I once took a diversity assessment, which sought to gauge how I related to people of different ethnicities and creeds.
The assessment’s feedback stated that I had spent very little time with people who didn’t share my racial background. I found that hilarious, because by virtue of growing up Latino in the Midwest, and then working professional jobs around America, I’ve spent more time with white people than I have with my fellow Hispanics. The assessment, therefore, was very, very wrong.
And that is a big problem with measuring diversity. In essence, how do you do it?
The problem has stumped social scientists, educators, and government officials. Everybody wants more diversity, but as a recent study concluded, “no matter how you look at the numbers, it’s difficult to get a full picture of diversity.” In fact, we can’t even agree what diversity means, much less how to measure it.

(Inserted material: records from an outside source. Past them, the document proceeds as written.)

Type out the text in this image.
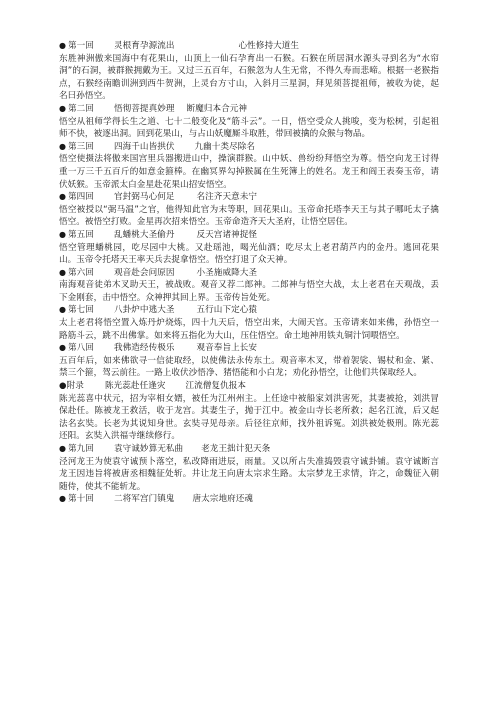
● 第一回	灵根育孕源流出	心性修持大道生
东胜神洲傲来国海中有花果山，山顶上一仙石孕育出一石猴。石猴在所居洞水源头寻到名为“水帘洞”的石洞，被群猴拥戴为王。又过三五百年，石猴忽为人生无常，不得久寿而悲啼。根据一老猴指点，石猴经南瞻训洲到西牛贺洲，上灵台方寸山，入斜月三星洞，拜见须菩提祖师，被收为徒，起名曰孙悟空。
● 第二回	悟彻菩提真妙理 断魔归本合元神
悟空从祖师学得长生之道、七十二般变化及“筋斗云”。一日，悟空受众人挑唆，变为松树，引起祖师不快，被逐出洞。回到花果山，与占山妖魔厮斗取胜，带回被擒的众猴与物品。
● 第三回	四海千山皆拱伏 九幽十类尽除名
悟空使摄法将傲来国宫里兵器搬进山中，操演群猴。山中妖、兽纷纷拜悟空为尊。悟空向龙王讨得重一万三千五百斤的如意金箍棒。在幽冥界勾掉猴属在生死簿上的姓名。龙王和阎王表奏玉帝，请伏妖猴。玉帝派太白金星赴花果山招安悟空。
● 第四回	官封弼马心何足	名注齐天意未宁
悟空被授以“弼马温”之官，他得知此官为末等职，回花果山。玉帝命托塔李天王与其子哪吒太子擒悟空。被悟空打败。金星再次招来悟空。玉帝命造齐天大圣府，让悟空居住。
● 第五回	乱蟠桃大圣偷丹	反天宫诸神捉怪
悟空管理蟠桃园，吃尽园中大桃。又赴瑶池，喝光仙酒；吃尽太上老君葫芦内的金丹。逃回花果山。玉帝令托塔天王率天兵去捉拿悟空。悟空打退了众天神。
● 第六回	观音赴会问原因	小圣施威降大圣
南海观音徒弟木叉助天王，被战败。观音又荐二郎神。二郎神与悟空大战，太上老君在天观战，丢下金刚套，击中悟空。众神押其回上界。玉帝传旨处死。
● 第七回	八卦炉中逃大圣	五行山下定心猿
太上老君将悟空置入炼丹炉烧炼，四十九天后，悟空出来，大闹天宫。玉帝请来如来佛，孙悟空一路筋斗云，跳不出佛掌。如来将五指化为大山，压住悟空。命土地神用铁丸铜汁饲喂悟空。
● 第八回	我佛造经传极乐	观音奉旨上长安
五百年后，如来佛欲寻一信徒取经，以使佛法永传东土。观音率木叉，带着袈裟、锡杖和金、紧、禁三个箍，驾云前往。一路上收伏沙悟净、猪悟能和小白龙；劝化孙悟空，让他们共保取经人。
●附录	陈光蕊赴任逢灾 江流僧复仇报本
陈光蕊喜中状元，招为宰相女婿，被任为江州州主。上任途中被船家刘洪害死，其妻被抢，刘洪冒保赴任。陈被龙王救活，收于龙宫。其妻生子，抛于江中。被金山寺长老所救；起名江流，后又起法名玄奘。长老为其说知身世。玄奘寻见母亲。后径往京师，找外祖诉冤。刘洪被处极刑。陈光蕊还阳。玄奘入洪福寺继续修行。
● 第九回	袁守诚妙算无私曲 老龙王拙计犯天条
泾河龙王为使袁守诚预卜落空，私改降雨进辰，雨量。又以所占失准捣毁袁守诚卦铺。袁守诚断言龙王因违旨将被唐丞相魏征处斩。井让龙王向唐太宗求生路。太宗梦龙王求情，许之，命魏征入朝随侍，使其不能斩龙。
● 第十回	二将军宫门镇鬼 唐太宗地府还魂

After all, is diversity “a measure of equal representation among racial and ethnic groups? Is it a measure of how closely … racial makeup represents society writ large? Or is it something else entirely?”
Perhaps most intriguingly, there is a movement to use “qualitative research methods to try to measure diversity—or the level of inclusion or exclusion of minority groups.”
In other words, maybe we shouldn’t just count how many Latinos are in the city, or at the company, or enrolled on the campus. We should look at how well they fit into that given community. Are they really part of the culture? Or are they just window dressing that allows people to say, “Look at how damn diverse we are!”?
We will most likely never have a perfect level of diversity, but it is even less likely that we will ever have a perfect measurement of it.
But that doesn’t mean the concept isn’t worth chasing.